HCB and his camera

It is a Zorki 4, a very good camera. Picasso had a Zorki too.

Erik.

Nah, it's definitely not a Zorki 4. The Zorki 4 is knob-wind, not lever-wind, and the lever-wind Zorki 4K doesn't have the weird dome over the film advance lever.

It's either a Zorki 5 or 6 - they both have the same distinctive arrangement over the film advance and the giant disc for the rewind "knob". My guess, based on the brief flash of the side of the camera, would be the Zorki 6. It's tough to tell at that resolution but the back doesn't look solid like the Zorki 5.

HCB had taste. Those were the best cameras Zorki ever made, as far as I'm concerned.
 
I'm sorry, I'm no expert on Zorki's. It's been years since I've wondered what kind of camera this was. The answer then was "Zorki". Perhaps Picasso's Zorki is a Zorki 4.

Erik.
 
One of the interesting things about HC-B (to me, anyway), is that he was able to use classic composition even while on the street. So many of his frames are just perfectly composed. No twisty horizons or "radical" angles. I think that's an innate skill.
 
One of the interesting things about HC-B (to me, anyway), is that he was able to use classic composition even while on the street. So many of his frames are just perfectly composed. No twisty horizons or "radical" angles. I think that's an innate skill.

Maybe he was helped because in the 1930's he used a "Vidom", a viewfinder that showed the image mirror wrong. Many painters view their paintings through a mirror to better assess the composition and to detect "drawing errors".

Erik.
 
Oh shoot! I am not a painter, Erik. Thanks for this information. I was unaware that HCB was a student of Andre` Lhote. Cool.
 
Maybe he was helped because in the 1930's he used a "Vidom", a viewfinder that showed the image mirror wrong. Many painters view their paintings through a mirror to better assess the composition and to detect "drawing errors".

Erik.

I have read that too Erik.

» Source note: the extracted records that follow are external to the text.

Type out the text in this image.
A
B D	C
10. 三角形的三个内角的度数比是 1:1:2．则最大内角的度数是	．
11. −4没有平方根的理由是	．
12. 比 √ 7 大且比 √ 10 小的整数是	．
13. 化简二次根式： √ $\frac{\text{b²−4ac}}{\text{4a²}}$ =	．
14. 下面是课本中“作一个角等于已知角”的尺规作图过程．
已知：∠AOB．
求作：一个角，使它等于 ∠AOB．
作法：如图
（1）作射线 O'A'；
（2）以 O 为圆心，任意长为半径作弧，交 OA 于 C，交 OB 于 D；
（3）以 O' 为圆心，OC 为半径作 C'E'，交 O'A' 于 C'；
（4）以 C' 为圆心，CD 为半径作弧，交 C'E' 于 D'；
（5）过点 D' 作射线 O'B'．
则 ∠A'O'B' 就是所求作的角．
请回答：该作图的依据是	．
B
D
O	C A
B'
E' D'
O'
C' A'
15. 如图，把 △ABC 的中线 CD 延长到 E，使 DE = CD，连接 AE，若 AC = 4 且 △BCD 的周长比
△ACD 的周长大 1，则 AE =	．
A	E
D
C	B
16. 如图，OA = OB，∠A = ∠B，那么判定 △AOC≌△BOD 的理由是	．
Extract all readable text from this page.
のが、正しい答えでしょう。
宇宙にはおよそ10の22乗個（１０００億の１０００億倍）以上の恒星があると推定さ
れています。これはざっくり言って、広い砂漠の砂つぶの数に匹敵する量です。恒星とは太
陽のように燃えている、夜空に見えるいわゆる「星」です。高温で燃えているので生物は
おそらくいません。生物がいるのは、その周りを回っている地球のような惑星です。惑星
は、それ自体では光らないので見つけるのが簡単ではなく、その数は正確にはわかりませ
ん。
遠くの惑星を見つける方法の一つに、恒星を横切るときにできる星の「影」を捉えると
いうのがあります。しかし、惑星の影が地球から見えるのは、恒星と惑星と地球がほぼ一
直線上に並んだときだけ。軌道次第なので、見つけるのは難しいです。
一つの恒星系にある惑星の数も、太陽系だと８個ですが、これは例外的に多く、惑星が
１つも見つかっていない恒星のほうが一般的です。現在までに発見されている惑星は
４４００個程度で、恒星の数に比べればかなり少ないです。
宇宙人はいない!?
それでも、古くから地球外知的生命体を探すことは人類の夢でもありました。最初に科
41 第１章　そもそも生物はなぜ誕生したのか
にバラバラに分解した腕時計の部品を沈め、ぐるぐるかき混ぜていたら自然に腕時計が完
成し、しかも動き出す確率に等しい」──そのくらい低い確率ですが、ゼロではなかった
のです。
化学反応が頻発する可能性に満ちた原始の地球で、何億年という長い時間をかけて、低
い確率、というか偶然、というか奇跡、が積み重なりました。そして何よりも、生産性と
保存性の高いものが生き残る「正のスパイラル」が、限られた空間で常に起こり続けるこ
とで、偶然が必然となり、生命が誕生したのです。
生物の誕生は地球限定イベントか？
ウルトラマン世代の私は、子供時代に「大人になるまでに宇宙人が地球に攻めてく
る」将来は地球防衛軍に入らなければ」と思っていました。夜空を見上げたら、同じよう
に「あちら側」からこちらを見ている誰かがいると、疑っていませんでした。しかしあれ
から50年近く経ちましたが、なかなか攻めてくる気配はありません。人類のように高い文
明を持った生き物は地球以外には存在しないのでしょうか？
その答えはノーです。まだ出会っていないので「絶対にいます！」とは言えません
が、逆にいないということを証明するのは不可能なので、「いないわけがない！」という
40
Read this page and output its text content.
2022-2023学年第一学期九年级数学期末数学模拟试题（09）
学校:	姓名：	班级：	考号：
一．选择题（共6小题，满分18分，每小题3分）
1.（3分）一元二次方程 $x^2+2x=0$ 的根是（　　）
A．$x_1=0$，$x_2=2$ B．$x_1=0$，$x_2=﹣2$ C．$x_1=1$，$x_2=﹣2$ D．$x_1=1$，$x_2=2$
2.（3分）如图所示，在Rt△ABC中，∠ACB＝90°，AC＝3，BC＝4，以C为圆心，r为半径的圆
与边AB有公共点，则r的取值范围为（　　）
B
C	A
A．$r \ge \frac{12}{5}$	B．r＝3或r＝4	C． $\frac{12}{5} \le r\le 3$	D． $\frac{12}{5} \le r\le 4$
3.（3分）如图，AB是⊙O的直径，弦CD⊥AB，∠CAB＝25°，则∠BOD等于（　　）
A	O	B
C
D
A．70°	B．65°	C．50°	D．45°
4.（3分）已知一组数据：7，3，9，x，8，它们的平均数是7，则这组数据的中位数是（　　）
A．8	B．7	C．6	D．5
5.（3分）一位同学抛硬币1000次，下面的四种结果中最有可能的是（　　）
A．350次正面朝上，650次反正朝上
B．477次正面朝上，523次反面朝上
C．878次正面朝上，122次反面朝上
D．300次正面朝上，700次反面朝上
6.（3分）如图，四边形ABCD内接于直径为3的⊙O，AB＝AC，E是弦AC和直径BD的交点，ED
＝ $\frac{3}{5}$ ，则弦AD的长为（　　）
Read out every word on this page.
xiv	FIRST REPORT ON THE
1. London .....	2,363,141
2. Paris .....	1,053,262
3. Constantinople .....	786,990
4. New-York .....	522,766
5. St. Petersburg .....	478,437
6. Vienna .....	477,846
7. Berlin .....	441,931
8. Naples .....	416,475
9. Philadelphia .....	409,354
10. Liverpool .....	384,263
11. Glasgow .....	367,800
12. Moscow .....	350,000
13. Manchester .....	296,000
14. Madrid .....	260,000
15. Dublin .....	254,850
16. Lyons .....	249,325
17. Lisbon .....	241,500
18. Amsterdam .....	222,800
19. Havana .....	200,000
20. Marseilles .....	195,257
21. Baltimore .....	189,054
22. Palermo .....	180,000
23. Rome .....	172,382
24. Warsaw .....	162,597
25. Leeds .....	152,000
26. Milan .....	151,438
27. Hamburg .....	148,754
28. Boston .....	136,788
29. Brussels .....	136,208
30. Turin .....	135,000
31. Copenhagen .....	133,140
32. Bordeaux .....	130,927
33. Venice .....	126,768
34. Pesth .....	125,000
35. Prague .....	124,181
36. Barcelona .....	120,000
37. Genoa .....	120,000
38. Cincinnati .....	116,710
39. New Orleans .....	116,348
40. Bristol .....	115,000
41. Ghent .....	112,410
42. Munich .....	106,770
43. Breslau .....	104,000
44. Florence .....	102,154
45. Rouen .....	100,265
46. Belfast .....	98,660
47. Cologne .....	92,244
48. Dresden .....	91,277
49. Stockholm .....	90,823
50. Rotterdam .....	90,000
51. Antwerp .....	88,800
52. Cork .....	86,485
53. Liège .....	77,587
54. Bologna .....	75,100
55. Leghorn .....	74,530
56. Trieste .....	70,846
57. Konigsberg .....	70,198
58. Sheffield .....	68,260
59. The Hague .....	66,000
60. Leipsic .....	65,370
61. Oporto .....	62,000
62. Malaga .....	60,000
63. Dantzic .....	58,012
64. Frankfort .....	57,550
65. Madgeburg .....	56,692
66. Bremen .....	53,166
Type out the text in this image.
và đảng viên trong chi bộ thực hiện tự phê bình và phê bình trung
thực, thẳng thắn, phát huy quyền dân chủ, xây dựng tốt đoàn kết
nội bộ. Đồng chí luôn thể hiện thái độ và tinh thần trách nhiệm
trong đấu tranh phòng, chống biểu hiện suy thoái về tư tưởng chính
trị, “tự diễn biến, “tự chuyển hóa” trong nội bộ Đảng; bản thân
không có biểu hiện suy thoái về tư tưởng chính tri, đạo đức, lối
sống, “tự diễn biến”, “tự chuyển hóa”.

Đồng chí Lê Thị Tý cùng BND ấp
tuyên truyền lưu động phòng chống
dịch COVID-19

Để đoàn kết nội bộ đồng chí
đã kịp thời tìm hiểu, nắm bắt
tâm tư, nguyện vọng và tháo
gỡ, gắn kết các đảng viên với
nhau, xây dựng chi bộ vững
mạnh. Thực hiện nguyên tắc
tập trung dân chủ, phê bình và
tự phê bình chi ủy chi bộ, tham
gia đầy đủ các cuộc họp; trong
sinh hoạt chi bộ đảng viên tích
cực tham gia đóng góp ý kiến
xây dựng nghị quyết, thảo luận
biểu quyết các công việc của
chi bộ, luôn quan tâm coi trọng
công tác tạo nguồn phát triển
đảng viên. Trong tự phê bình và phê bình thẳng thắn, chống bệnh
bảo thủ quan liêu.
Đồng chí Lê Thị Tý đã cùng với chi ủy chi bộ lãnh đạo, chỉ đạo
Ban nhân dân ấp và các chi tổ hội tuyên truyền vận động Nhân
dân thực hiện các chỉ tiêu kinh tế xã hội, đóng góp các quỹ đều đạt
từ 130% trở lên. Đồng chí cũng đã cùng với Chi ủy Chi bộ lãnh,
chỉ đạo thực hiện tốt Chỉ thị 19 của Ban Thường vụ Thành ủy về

The reversed and inverted image helped with compositional and geometric abstraction.

Interesting article about that here:
https://fotophilosophy.wordpress.com/2013/11/23/external-finders-for-leica-ltm-cameras/
 
One of the oncles of Cartier-Bresson was a painter, but he died as a soldier in WW1. As a child Cartier-Bresson was often in his studio.

Erik.
 
There is a biography of Cartier-Bresson by Pierre Assouline (translated from the French by David Wilson) "Henri Cartier-Bresson - A Biography" (Thames & Hudson) ISBN 978-0-500-29052-1. Paperback edition 2012.

Erik.
 
I'm sorry, I'm no expert on Zorki's. It's been years since I've wondered what kind of camera this was. The answer then was "Zorki". Perhaps Picasso's Zorki is a Zorki 4.

Erik.

HCB did use a Zorki 6 and even a Jupiter 3 lens but like his use of the bottomloader Canon and the Canon "Sonnar" lens...not for very long.

The famous photo of Picasso with a USSR made camera usually shows him with a Fed 2 camera.


https://www.flickr.com/photos/garythegit/95313877
 
Cartier-Bresson used a Leica I in 1932 and I use it now.

(shot this afternoon)

gelatin silver print (elmar 50mm f3.5) leica l (1930)

Erik.

51745496899_72cb6f0414_b.jpg
 
Since I'm in the market for a VIDOM and am doing some research, I came across another reference to HCB's usage of the device in his recommendation to Inge Morath (alongside 'looking at photographs upside-down'):

From: "Inge Morath’s First Months at Magnum"

Now Cartier-Bresson taught her to see composition by looking at photographs upside-down, a standard teaching method for photographers and painters. He gave her a Vidom viewfinder, which allowed the photographer to view her subject not only upside-down but also reversed right-to-left.[SUP][ii][/SUP]

[SUP][ii][/SUP]Inge Morath, “I Trust My Eyes;” Russell Miller, Magnum: Fifty Years at the Front Line of History (New York: Grove Press, 1997), 103.

If I understand correctly, the VIDOM provides an upside-down image *only* when the camera is held on the vertical and if the rear knob is not turned. Horizontal usage only provides a reversed (and not upside-down) image. Please correct me if I am wrong.
 
Cartier-Bresson used a Leica I in 1932 and I use it now.

(shot this afternoon)

gelatin silver print (elmar 50mm f3.5) leica l (1930)

Erik.

51745496899_72cb6f0414_b.jpg

Nice image Erik!

I have early Leica camera gas at the moment and am on the hunt for a nice specimen.